B2B marketers love emails. It is their top revenue generator. 64% of marketers say email marketing was responsible for meeting business goals.

But there's a catch. The emails have to be relevant and at the right pace. In other words, have the right cadence.  

Here's an example.

Zach Francisco's successful email campaign

Zach Francisco, sales lead at Letterdrop, sent Aaron Winkelmann, VP of Content at Corporate Visions, a series of cold emails. The campaign was a success.

What stood out?

The messaging, personalization, and cadence.

What exactly is an email cadence?

Email cadence is more than how often you send an email. It is the frequency, timing, content, and audience of an email campaign.

Let's go through some common email cadences below. 👇

Nurturing users during a free trial

Often, free trials last a week or two, so there's no time to waste. Begin with an introductory tutorial. Follow up with emails showcasing your product's popular features. As the trial period ends, guide them on how to upgrade.

CopyAI’s free trial onboarding emails are a good example.

Their welcome email shared valuable tips on getting the most out of the product.

"Welcome to CopyAI" email

Next, an email with instructions on how to use the app's most popular features.

Copy AI Instruction email

After two weeks, an email requesting feedback.

Copy AI's feedback email

Keeping users engaged after a sale

Keeping your customers engaged is key to renewals and upsells. But don’t overwhelm them. Instead, space out valuable resources, guides, tutorials, and case studies.

Segment customers based on usage patterns. Then target those who might need additional licenses or specific add-on features. Send specific emails to those groups highlighting the benefits of an upsell.

Before the end of the subscription, offer incentives to encourage renewals or upgrades.

Curating a cadence to appeal to different segments

Let’s say you provide cloud computing services to businesses. And you’re trying to reach two segments: IT managers and C-level executives.

IT Managers are cool with weekly updates and product offers. They want to stay up-to-date with new tech trends and solutions.

C-level executives are busy and prefer high-level content. So it makes sense to adopt a monthly newsletter with industry insights, case studies, and executive summaries.

How to Find the Right Email Cadence for Your Campaign

1. Set clear email marketing goals

First, define your goals for the email campaign. Increase sales? Promote a new product? Nurture leads? Or thought leadership? Be clear about it. Match email campaign goals with overall business and marketing goals. Set KPIs to measure CTRs and track conversions.

If your goal is to establish thought leadership, this means high-level weekly or monthly emails with original research or expert POVs. Of course, it won't be like a daily welcome email drip campaign.
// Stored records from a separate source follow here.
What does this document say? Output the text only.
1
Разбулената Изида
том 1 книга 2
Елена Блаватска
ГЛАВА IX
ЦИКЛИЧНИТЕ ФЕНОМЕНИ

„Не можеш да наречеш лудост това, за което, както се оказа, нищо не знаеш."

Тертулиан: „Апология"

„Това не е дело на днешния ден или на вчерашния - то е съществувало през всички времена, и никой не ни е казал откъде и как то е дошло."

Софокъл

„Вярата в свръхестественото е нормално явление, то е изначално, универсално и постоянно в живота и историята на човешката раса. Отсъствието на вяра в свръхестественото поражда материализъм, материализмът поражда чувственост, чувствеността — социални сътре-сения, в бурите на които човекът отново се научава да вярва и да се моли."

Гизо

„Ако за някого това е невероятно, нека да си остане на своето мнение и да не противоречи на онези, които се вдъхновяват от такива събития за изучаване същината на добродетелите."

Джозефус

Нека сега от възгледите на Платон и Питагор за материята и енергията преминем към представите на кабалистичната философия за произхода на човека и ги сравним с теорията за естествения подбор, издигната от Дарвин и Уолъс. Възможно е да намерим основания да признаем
2. Set Up a preference center

Let customers choose the type of emails they want to receive and how often. If you offer a variety of emails, such as monthly roundups, promotional emails, weekly industry news, and so on. Let customers choose which emails they want to receive and how frequently. You can include all of these options in your preference center.

Also, keep an email preferences link in the footer of each email. So subscribers can make changes whenever they wish. Rather than unsubscribing completely, they will be able to manage their preferences.

3. Segment Users

The most successful email campaigns segment subscribers and personalize messages. In fact, marketers say that personalized and segmented email campaigns have led to a 760% rise in email sales.

Customer Segments to Consider:

  • Engaged Fans

Loyal subscribers. They open, click, and interact with your emails regularly. Some might have seen your content elsewhere or bought from you before.

Send them personalized thank-you emails for their support. You can also give rewards or early access to new products or features.

  • Potential Customers

Leads who've shown interest in your offerings but haven't converted. They might have signed up for newsletters, downloaded resources, or attended webinars.

Focus on nurturing this segment. You can send targeted discounts, product information, and case studies depending on interests.

  • Inactive Subscribers

Try a re-engagement email campaign. Personalize based on previous interactions or purchases. Tailor the email content to match their specific interests and pain points. Test different subject lines and timing to optimize engagement. Send a farewell email if there's still no response.

4. Collect Customer Feedback

The best way to get customer data is to ask short, insightful questions instead of making it look like a chore. You can even use thumbs up and thumbs down emojis in some cases.

Make the process easy and enjoyable for your customers by following these tips:

  • Keep it short and sweet. Long surveys can be intimidating. Stick with concise and engaging questions that are easy to answer.

Example: "How satisfied are you with our recent product update?

  • Ask questions that match your goals.

Example: "How likely are you to recommend our services to a friend or colleague?

  • Encourage customers to share their thoughts and provide valuable feedback with open-ended questions.

Example: "Please share any additional comments or suggestions to help us improve our services."

  • Address customers by their names and make the experience feel personalized.

Example: "Hi [Customer's Name], How’s it going?"

Wrapping up

Your campaign's success depends on paying attention to your subscribers and adapting the right cadence. Get it right, and you'll see a spike in click-through, and conversion rates. Keep testing and updating as your business grows and your customers' needs change.